On a personal note, I vividly remember my first introduction to Dr. Beck when he received an honorary membership at the Dutch association for CBT. I was invited to join for dinner with Dr. Beck and a small group, and I was shocked to find out I was seated next to him. As a classical Dutch person (usually too direct), I had to actively inhibit my urge to immediately confront him with my slightly provocative questions that challenge the CBT model. Given all the research on inhibition, you will most likely know how hard it can be to inhibit these questions once they are on top of your mind. They can almost become intrusive, and even rebounce once you attempt to suppress them. So, well aware that pure suppression was not an option, I had to choose a more problem-focused approach. Therefore, I decided to discuss something completely different with Dr. Beck to distract my own mind. And what could be more impartial, universal and pleasing, than talking about music? Obviously, having my mental set of Beck associations activated, I couldn’t think of any other artist than the famous American musician Beck. So, my opening line was: “Do you know the very popular song Loser, in which Beck sings ‘I am a loser baby (so why don’t you kill me)’?”. We discussed that the song might indeed be inspired by CBT. Could it be that this song could even lead to cognitive restructuring in listeners? Taken together, it includes the identification of rigid negative beliefs, evaluating the evidence, as well as the formulation of alternative beliefs! After this small talk, of course, my suppressed thoughts rebounced – how could they not? Fortunately, Dr. Beck was happy to discuss all my burning questions, as he has always been after. For instance, why not intervene immediately on beliefs/schema level, instead of starting working on thought level before going there? He gave the only right answer: ‘That is an empirical question. You should study it’. This is, most certainly, another way in which Dr. Beck influenced science and clinicians: transfer curiosity to an empirical question and study it. I indeed did study this, later on in several trials. I can only imagine the large number of people he inspired throughout his life, and continues to do. Dr. Beck’s lifework is living and still developing.

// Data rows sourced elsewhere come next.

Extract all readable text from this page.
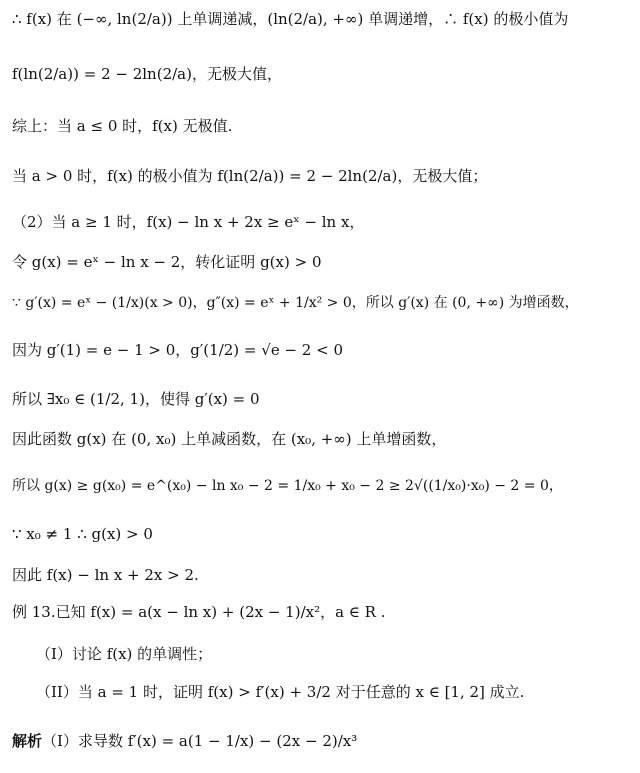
∴ f(x) 在 (−∞, ln(2/a)) 上单调递减，(ln(2/a), +∞) 单调递增，∴ f(x) 的极小值为
f(ln(2/a)) = 2 − 2ln(2/a)，无极大值，
综上：当 a ≤ 0 时，f(x) 无极值.
当 a > 0 时，f(x) 的极小值为 f(ln(2/a)) = 2 − 2ln(2/a)，无极大值；
（2）当 a ≥ 1 时，f(x) − ln x + 2x ≥ eˣ − ln x，
令 g(x) = eˣ − ln x − 2，转化证明 g(x) > 0
∵ g′(x) = eˣ − (1/x)(x > 0)，g″(x) = eˣ + 1/x² > 0，所以 g′(x) 在 (0, +∞) 为增函数，
因为 g′(1) = e − 1 > 0，g′(1/2) = √e − 2 < 0
所以 ∃x₀ ∈ (1/2, 1)，使得 g′(x) = 0
因此函数 g(x) 在 (0, x₀) 上单减函数，在 (x₀, +∞) 上单增函数，
所以 g(x) ≥ g(x₀) = e^(x₀) − ln x₀ − 2 = 1/x₀ + x₀ − 2 ≥ 2√((1/x₀)·x₀) − 2 = 0，
∵ x₀ ≠ 1 ∴ g(x) > 0
因此 f(x) − ln x + 2x > 2.
例 13.已知 f(x) = a(x − ln x) + (2x − 1)/x²，a ∈ R .
（I）讨论 f(x) 的单调性；
（II）当 a = 1 时，证明 f(x) > f′(x) + 3/2 对于任意的 x ∈ [1, 2] 成立.
解析（I）求导数 f′(x) = a(1 − 1/x) − (2x − 2)/x³
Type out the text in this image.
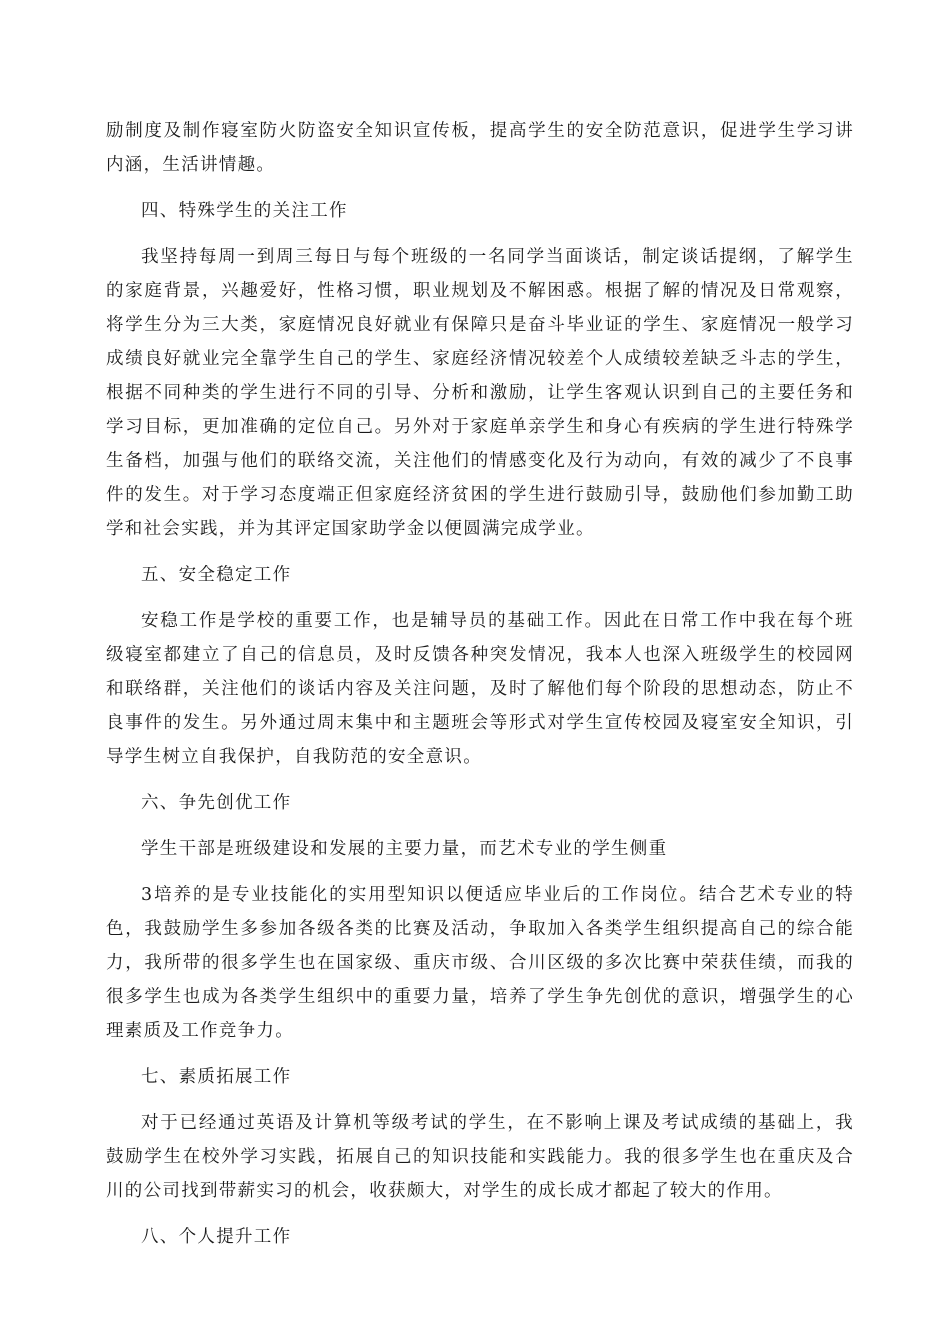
励制度及制作寝室防火防盗安全知识宣传板，提高学生的安全防范意识，促进学生学习讲内涵，生活讲情趣。

四、特殊学生的关注工作

我坚持每周一到周三每日与每个班级的一名同学当面谈话，制定谈话提纲，了解学生的家庭背景，兴趣爱好，性格习惯，职业规划及不解困惑。根据了解的情况及日常观察，将学生分为三大类，家庭情况良好就业有保障只是奋斗毕业证的学生、家庭情况一般学习成绩良好就业完全靠学生自己的学生、家庭经济情况较差个人成绩较差缺乏斗志的学生，根据不同种类的学生进行不同的引导、分析和激励，让学生客观认识到自己的主要任务和学习目标，更加准确的定位自己。另外对于家庭单亲学生和身心有疾病的学生进行特殊学生备档，加强与他们的联络交流，关注他们的情感变化及行为动向，有效的减少了不良事件的发生。对于学习态度端正但家庭经济贫困的学生进行鼓励引导，鼓励他们参加勤工助学和社会实践，并为其评定国家助学金以便圆满完成学业。

五、安全稳定工作

安稳工作是学校的重要工作，也是辅导员的基础工作。因此在日常工作中我在每个班级寝室都建立了自己的信息员，及时反馈各种突发情况，我本人也深入班级学生的校园网和联络群，关注他们的谈话内容及关注问题，及时了解他们每个阶段的思想动态，防止不良事件的发生。另外通过周末集中和主题班会等形式对学生宣传校园及寝室安全知识，引导学生树立自我保护，自我防范的安全意识。

六、争先创优工作

学生干部是班级建设和发展的主要力量，而艺术专业的学生侧重

3培养的是专业技能化的实用型知识以便适应毕业后的工作岗位。结合艺术专业的特色，我鼓励学生多参加各级各类的比赛及活动，争取加入各类学生组织提高自己的综合能力，我所带的很多学生也在国家级、重庆市级、合川区级的多次比赛中荣获佳绩，而我的很多学生也成为各类学生组织中的重要力量，培养了学生争先创优的意识，增强学生的心理素质及工作竞争力。

七、素质拓展工作

对于已经通过英语及计算机等级考试的学生，在不影响上课及考试成绩的基础上，我鼓励学生在校外学习实践，拓展自己的知识技能和实践能力。我的很多学生也在重庆及合川的公司找到带薪实习的机会，收获颇大，对学生的成长成才都起了较大的作用。

八、个人提升工作
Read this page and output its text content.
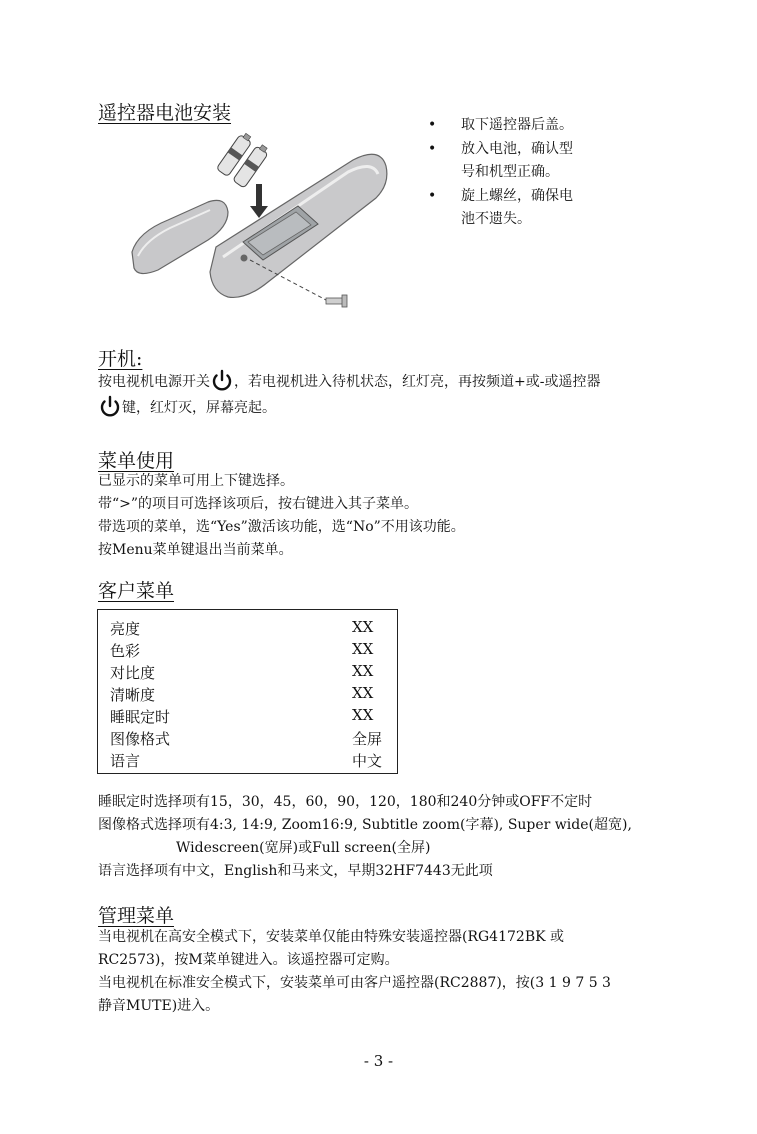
遥控器电池安装
• 取下遥控器后盖。
• 放入电池，确认型
号和机型正确。
• 旋上螺丝，确保电
池不遗失。
开机:
按电视机电源开关 ，若电视机进入待机状态，红灯亮，再按频道+或-或遥控器
键，红灯灭，屏幕亮起。
菜单使用
已显示的菜单可用上下键选择。
带“>”的项目可选择该项后，按右键进入其子菜单。
带选项的菜单，选“Yes”激活该功能，选“No”不用该功能。
按Menu菜单键退出当前菜单。
客户菜单
亮度	XX
色彩	XX
对比度	XX
清晰度	XX
睡眠定时	XX
图像格式	全屏
语言	中文
睡眠定时选择项有15，30，45，60，90，120，180和240分钟或OFF不定时
图像格式选择项有4:3, 14:9, Zoom16:9, Subtitle zoom(字幕), Super wide(超宽),
Widescreen(宽屏)或Full screen(全屏)
语言选择项有中文，English和马来文，早期32HF7443无此项
管理菜单
当电视机在高安全模式下，安装菜单仅能由特殊安装遥控器(RG4172BK 或
RC2573)，按M菜单键进入。该遥控器可定购。
当电视机在标准安全模式下，安装菜单可由客户遥控器(RC2887)，按(3 1 9 7 5 3
静音MUTE)进入。
- 3 -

By the way, Dr. Beck asked me to send him a disk of the song, and I did. He later told me that he didn’t know the song, but liked the idea of using music or other means to evaluate beliefs on a large scale. He was and is more than willing to provide feedback on articles and research. Hereby, he teaches us all an important lesson: curiosity should never stop. After all this time, he still serves as an inspiration to the scientific community, numerous scientist practitioners, clinicians all over the world. More importantly he contributed and still contributes significantly to reduce human suffering of many individuals all over the world that suffer from mental health problems and mental health conditions.
The EACLIPT is proud that Dr. Beck accepts our European ‘Diamond Distinguished Contributor to Psychological Interventions Award’.